During the last four years, I have researched conservation laws, Native American treaty rights, hazardous waste sites, water resources development, protection of salmon and steelhead, architectural trends, and community history. While most of the research in our Seattle office is conducted in Washington state, the company has sent me to Washington, D.C.; California; and Alaska to work in repositories such as the National Archives, federal records centers, university and state libraries, county courthouses, and small historical societies.

In addition to archival research, my work has included conducting oral histories, interacting with a variety of clients, and participating in field surveys in diverse locations, ranging from downtown Seattle to small communities and remote wilderness areas. Our historians also devote a considerable amount of time to writing. During the last four years, I have assisted in the preparation of many reports, including two book-length histories. In general, the work is fast-paced, challenging, and exciting. This wide variety and rapid pace, however, can become exhausting. Most consulting projects require historians to work quickly under tight deadlines.

Another drawback to consulting is the lack of autonomy and independence, which some historians—particularly those with an academic orientation—might find disturbing. Even freelance consultants with few or no coworkers must be responsible to their clients. As Otis L. Graham, Jr., editor of The Public Historian, has pointed out, one defining characteristic of public history is that someone else asks the questions. While working on a project, most history consultants remain aware that a client has contracted their research and writing. Still, our integrity and credibility as historians—as well as that of our companies—must be retained, especially if we hope to continue working. In general, most of us recognize that our analysis and conclusions shouldnot vary depending on who has hired us.

Also, consultants might find fewer opportunities for recognition and visibility than other historians. The collaborative nature of this profession could increase the difficulty of delivering presentations at conferences or publishing the results of a project. In any case, most research conducted for litigation must remain confidential. Historians interested in consulting will find a variety of skills useful. The ability to write well—and quickly—is essential. Research, too, must be conducted in an efficient manner, but it has to be thorough and accurate. Owing to the variety of projects, some of which need to be completed simultaneously, and to the speed with which work must be performed, adaptability and flexibility are also desirable traits in a history consultant. Because this job involves interaction with clients, tact, poise, andthe ability to negotiate are especially valuable. For many consultants, a willingness to market and to develop clients is also needed.

Requirements for educational background and experience vary. The firm that I work for employs approximately 20 historians, anthropologists, and archaeologists, with degrees ranging from the B.A. to the Ph.D. Most positions in the company require an M.A. Some employees arrived with specialized training in areas such as cultural resources management and historic preservation, while others received very general training. Our consultants attend workshops and seminars to ensure that their knowledge and skills remain up-to-date.

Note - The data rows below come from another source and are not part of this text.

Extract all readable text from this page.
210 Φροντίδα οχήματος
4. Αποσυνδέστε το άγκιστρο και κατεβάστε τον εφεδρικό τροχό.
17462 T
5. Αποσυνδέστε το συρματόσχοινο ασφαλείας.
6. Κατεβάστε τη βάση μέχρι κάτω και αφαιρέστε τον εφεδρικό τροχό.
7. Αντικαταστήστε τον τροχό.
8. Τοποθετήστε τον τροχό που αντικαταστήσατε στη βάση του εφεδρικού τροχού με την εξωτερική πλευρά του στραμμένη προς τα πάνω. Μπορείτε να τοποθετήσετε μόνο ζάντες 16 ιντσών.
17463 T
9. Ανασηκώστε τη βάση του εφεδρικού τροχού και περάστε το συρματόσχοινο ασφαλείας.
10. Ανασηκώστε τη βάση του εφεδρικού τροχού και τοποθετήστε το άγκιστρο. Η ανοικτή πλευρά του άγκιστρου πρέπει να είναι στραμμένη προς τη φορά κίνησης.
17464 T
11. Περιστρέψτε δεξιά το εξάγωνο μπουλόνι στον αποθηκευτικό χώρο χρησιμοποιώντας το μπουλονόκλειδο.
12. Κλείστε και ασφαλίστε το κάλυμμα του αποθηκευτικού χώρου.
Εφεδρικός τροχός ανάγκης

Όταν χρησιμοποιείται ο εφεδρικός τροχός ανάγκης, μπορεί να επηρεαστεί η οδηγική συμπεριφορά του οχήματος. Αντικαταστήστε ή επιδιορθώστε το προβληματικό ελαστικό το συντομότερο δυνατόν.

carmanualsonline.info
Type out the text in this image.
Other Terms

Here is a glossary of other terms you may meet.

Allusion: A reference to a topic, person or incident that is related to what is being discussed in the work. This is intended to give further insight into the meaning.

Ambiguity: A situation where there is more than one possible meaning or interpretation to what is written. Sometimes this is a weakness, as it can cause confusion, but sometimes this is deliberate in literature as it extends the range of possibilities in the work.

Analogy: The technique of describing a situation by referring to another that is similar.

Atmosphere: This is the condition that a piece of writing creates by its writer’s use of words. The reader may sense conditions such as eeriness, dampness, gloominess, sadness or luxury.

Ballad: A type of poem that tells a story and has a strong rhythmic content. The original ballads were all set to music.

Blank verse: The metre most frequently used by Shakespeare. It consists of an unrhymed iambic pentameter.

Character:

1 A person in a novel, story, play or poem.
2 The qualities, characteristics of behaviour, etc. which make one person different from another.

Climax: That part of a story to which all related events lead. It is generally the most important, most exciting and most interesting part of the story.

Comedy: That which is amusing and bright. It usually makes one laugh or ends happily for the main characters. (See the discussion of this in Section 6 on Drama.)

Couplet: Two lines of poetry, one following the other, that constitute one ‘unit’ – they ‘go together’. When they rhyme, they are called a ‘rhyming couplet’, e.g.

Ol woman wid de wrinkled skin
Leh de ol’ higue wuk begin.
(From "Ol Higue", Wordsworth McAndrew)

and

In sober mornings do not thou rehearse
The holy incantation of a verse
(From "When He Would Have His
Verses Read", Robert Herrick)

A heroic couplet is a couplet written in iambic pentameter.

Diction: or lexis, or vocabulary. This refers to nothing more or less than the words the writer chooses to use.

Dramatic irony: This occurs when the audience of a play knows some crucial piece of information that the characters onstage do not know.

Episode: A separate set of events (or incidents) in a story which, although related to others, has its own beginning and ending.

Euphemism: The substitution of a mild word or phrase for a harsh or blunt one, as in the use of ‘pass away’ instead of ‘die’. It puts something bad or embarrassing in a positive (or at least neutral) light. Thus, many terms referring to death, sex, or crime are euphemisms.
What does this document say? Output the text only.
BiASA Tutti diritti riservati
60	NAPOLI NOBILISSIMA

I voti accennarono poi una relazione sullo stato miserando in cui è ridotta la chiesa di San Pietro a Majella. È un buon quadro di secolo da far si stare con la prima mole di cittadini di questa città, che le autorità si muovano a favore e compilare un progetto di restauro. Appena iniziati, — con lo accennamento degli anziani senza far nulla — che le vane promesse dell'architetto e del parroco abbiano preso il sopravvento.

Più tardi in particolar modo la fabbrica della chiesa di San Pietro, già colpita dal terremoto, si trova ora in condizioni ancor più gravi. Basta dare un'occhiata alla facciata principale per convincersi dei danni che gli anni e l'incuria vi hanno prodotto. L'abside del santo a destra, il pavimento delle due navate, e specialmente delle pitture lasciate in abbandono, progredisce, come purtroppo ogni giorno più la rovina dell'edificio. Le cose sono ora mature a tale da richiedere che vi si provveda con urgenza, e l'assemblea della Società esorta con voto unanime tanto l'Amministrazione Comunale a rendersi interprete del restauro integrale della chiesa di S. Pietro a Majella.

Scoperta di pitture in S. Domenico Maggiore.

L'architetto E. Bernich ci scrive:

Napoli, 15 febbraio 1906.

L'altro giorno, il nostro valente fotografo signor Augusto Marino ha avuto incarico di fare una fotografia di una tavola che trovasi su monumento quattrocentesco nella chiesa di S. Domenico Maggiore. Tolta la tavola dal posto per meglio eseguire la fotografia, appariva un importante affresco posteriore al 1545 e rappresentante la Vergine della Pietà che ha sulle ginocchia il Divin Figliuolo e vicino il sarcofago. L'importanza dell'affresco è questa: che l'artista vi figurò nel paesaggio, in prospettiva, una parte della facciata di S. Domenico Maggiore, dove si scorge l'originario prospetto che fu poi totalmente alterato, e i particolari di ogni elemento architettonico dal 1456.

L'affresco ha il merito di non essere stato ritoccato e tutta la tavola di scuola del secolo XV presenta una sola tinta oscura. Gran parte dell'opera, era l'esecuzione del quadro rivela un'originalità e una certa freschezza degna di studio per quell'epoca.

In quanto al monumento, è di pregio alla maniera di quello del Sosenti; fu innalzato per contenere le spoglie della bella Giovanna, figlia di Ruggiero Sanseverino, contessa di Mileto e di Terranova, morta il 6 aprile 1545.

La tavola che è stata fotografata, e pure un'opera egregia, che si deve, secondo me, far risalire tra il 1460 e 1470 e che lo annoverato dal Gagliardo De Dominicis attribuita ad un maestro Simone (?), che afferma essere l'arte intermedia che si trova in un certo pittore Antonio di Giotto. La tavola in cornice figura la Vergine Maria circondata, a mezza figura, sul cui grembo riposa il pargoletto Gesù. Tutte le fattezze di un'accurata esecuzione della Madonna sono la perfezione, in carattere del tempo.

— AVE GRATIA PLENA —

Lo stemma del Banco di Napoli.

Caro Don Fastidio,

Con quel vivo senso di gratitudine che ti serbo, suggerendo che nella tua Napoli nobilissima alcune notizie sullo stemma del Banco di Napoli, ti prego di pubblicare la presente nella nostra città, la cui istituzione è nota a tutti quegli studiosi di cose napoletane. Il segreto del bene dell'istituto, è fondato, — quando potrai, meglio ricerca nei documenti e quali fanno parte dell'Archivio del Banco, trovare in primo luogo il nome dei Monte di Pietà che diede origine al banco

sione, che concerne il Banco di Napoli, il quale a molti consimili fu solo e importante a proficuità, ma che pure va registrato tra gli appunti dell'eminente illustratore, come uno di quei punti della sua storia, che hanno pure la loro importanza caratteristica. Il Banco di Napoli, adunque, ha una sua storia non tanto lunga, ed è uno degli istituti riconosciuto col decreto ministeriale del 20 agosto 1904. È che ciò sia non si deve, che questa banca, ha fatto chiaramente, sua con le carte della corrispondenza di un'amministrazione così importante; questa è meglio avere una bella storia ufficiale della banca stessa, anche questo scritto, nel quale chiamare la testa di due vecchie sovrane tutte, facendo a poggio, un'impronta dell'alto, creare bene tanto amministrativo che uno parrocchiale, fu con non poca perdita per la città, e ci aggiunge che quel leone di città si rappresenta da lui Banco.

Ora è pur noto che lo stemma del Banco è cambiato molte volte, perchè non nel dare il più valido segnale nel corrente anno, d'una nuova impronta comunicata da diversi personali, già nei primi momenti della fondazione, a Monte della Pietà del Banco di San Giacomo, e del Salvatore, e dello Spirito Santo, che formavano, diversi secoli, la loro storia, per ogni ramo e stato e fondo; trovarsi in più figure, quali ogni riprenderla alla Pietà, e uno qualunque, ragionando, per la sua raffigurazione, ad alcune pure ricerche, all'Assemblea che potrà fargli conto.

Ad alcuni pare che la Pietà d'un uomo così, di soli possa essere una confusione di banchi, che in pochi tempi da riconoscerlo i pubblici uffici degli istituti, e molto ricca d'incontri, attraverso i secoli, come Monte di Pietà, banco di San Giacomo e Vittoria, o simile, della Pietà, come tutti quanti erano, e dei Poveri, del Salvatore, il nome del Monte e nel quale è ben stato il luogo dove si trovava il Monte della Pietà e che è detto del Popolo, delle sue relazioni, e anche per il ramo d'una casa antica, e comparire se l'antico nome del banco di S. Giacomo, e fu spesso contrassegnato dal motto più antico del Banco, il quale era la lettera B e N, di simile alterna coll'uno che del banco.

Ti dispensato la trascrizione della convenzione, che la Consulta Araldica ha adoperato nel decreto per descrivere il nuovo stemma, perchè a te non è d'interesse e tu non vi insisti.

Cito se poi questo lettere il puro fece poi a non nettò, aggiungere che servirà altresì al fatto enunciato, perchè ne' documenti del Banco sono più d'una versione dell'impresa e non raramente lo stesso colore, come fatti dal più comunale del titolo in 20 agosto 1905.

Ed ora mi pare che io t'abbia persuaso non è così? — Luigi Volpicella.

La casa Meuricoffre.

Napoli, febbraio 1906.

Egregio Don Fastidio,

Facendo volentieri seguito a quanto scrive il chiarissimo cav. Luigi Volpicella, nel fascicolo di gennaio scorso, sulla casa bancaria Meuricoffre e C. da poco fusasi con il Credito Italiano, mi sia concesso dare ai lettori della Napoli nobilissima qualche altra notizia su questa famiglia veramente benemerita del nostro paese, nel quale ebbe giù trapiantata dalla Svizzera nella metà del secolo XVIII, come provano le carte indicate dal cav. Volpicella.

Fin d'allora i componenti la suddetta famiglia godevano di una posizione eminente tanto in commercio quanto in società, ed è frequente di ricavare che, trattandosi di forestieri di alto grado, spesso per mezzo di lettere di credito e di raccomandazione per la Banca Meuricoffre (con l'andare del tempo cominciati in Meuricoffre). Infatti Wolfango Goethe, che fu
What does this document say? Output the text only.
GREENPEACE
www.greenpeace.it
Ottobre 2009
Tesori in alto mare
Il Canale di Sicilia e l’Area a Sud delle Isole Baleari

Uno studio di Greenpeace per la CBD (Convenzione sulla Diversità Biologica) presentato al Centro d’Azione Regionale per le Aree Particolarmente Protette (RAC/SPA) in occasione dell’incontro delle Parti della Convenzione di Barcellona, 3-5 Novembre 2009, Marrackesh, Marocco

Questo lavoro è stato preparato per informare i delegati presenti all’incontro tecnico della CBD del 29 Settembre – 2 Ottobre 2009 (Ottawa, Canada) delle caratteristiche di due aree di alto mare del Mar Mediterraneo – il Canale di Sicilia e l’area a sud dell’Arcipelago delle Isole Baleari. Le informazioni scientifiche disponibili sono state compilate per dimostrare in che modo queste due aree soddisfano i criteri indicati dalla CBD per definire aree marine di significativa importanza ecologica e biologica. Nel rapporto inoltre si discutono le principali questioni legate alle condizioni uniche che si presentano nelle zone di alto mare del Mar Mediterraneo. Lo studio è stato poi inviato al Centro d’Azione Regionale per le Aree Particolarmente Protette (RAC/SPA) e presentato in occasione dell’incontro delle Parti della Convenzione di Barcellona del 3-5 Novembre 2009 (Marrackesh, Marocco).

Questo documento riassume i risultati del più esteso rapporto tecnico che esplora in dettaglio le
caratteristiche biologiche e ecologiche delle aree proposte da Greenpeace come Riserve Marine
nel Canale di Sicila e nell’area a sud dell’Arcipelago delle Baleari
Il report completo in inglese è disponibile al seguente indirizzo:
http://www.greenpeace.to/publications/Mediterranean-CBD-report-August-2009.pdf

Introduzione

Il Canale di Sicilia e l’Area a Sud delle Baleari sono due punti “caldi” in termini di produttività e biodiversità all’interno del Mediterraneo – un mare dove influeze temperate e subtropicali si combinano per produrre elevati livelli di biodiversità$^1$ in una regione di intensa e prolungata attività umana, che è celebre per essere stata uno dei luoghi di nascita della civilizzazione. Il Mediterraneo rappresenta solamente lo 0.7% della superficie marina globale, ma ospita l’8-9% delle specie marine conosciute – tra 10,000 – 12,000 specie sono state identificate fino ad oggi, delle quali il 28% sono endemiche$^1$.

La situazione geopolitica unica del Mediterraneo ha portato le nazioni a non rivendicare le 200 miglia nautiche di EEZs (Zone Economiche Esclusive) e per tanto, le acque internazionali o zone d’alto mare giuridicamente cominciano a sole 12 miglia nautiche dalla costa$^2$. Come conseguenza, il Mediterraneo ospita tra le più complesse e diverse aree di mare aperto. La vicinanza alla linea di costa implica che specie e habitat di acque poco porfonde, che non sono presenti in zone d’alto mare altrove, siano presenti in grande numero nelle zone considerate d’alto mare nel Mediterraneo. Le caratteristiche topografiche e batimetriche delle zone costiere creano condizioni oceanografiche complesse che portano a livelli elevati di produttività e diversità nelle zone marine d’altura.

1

In sum, historians who enjoy a variety of research and writing projects, who thrive on a fast pace, and who appreciate camaraderie and opportunities for teamwork might find consulting an appealing profession. A graduate degree, research and writing experience, and a cultivation of the skills outlined here should help historians prepare for a career in this field.

An earlier version of this article appeared in Public History News 14 (summer 1994): 5. It appears here with the permission of the National Council on Public History.